Reproductive Cloning

  • Once the zygote grows to several hundred cells, she is implanted in a women’s uterus where it is hoped she will develop normally and a normal child will be born.
  • The child has no father.

Therapeutic Cloning

  • The artificially-created zygote grows to several hundred cells but is never implanted; rather, she is dismembered.
  • The inner cell mass is extracted and used as embryonic stem cells.
  • Scientists attempt to grow healthy tissues from the embryonic stem cells in order to replace damaged tissues in the human body.

The Ethical Issues

  • Human cloning is a grave offense to the dignity of human procreation.
  • Reproductive cloning intrinsically denies the child the natural right to have a father and instead to force the child to have up to three mothers.
  • Therapeutic cloning involves the deliberate killing of some human beings in order to try to improve the health of some other human beings.
  • The ends do not justify the means; the means have to be justified in themselves.
  • In contrast with animal or plant cloning, human cloning cannot be ethically justified, no matter how good the intentions may be.
  • Because human cloning has come out into the public arena, we can no longer claim ignorance. Rather, all of us will be held morally accountable on this issue.

Political Issues

  • 2000—the U.S. House of Representatives passed a bill banning both types of human cloning. That bill has gone to the Senate.
  • 2001—President Bush publicly stated his opposition to all human cloning.
  • 2001—U.S. Senate began discussing human cloning.
  • September 11, 2003 put all other issues "on the back burner."
  • Summer 2002—U.S. Senate resumed human cloning discussions which proved extremely controversial.
  • Who is in favor of human cloning? Scientists, biotech and pharmaceutical companies, as well as people who think ill relatives or friends might be healed by therapeutic cloning.
  • Who is against it? Mostly people who realize that regardless of the possible benefits, human cloning involves the deliberate killing of innocent human life.
  • The U.S. Senate is split on the issue: 45 Senators oppose it; 45 are in favor; 10 are undecided [in 2003].
  • 2003 elections—Senators are avoiding the issue.

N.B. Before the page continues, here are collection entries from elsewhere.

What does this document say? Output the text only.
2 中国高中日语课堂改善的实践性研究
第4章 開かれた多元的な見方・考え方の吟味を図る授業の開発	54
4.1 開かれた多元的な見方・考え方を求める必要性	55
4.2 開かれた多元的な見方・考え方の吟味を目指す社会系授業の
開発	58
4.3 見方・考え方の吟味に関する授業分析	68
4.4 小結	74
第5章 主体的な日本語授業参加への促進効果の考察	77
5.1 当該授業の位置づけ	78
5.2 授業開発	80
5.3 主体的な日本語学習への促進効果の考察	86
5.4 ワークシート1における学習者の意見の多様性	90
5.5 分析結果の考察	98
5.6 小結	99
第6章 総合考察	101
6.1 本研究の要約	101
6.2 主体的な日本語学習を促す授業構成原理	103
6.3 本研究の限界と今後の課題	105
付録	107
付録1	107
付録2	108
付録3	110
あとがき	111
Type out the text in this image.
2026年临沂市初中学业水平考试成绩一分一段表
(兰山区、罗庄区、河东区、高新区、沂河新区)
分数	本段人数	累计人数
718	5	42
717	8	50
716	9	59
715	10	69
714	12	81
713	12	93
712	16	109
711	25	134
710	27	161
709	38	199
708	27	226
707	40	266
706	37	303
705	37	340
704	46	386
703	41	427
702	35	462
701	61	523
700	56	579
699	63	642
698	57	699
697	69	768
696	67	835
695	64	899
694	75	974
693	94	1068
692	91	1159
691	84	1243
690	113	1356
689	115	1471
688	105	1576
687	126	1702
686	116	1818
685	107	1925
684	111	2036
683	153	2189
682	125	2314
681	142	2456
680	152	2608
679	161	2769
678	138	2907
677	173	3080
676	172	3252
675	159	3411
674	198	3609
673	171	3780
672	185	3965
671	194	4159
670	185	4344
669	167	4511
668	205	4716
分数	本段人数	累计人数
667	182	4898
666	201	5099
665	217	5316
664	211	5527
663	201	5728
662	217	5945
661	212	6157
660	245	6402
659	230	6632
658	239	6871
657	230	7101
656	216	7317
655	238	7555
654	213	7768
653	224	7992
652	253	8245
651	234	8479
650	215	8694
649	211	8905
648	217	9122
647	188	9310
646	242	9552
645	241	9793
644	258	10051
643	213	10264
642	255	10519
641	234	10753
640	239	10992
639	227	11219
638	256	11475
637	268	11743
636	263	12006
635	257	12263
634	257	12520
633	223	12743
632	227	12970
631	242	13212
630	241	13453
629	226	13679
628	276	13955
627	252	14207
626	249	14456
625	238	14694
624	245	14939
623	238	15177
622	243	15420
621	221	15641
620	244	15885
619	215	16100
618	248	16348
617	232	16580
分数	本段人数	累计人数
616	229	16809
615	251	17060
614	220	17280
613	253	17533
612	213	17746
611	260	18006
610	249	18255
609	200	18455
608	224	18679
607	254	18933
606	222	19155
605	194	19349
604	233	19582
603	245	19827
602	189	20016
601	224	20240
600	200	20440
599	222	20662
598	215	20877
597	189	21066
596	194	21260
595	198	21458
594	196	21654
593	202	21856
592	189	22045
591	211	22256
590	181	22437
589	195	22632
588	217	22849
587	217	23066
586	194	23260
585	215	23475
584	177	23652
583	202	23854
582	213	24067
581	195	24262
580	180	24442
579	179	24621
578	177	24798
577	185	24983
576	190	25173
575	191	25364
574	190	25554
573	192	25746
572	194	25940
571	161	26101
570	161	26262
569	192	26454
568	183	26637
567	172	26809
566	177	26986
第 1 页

While many in the medical and scientific communities have come down against reproductive human cloning, Father Cioffi cautioned that discussions about therapeutic human cloning emphasize the potential for solving a myriad of physiological problems. The fact that therapeutic human cloning requires the "deliberate killing of a human embryo in order to improve the health of some other human beings" is lost in the double-speak that refers to "somatic cell nuclear transfer" instead of human cloning. He suggested to convention attendees that they have an obligation to understand the basic biology of cloning and stem cell research so that they are not misled by the technical terms that obscure the facts of these medical research procedures.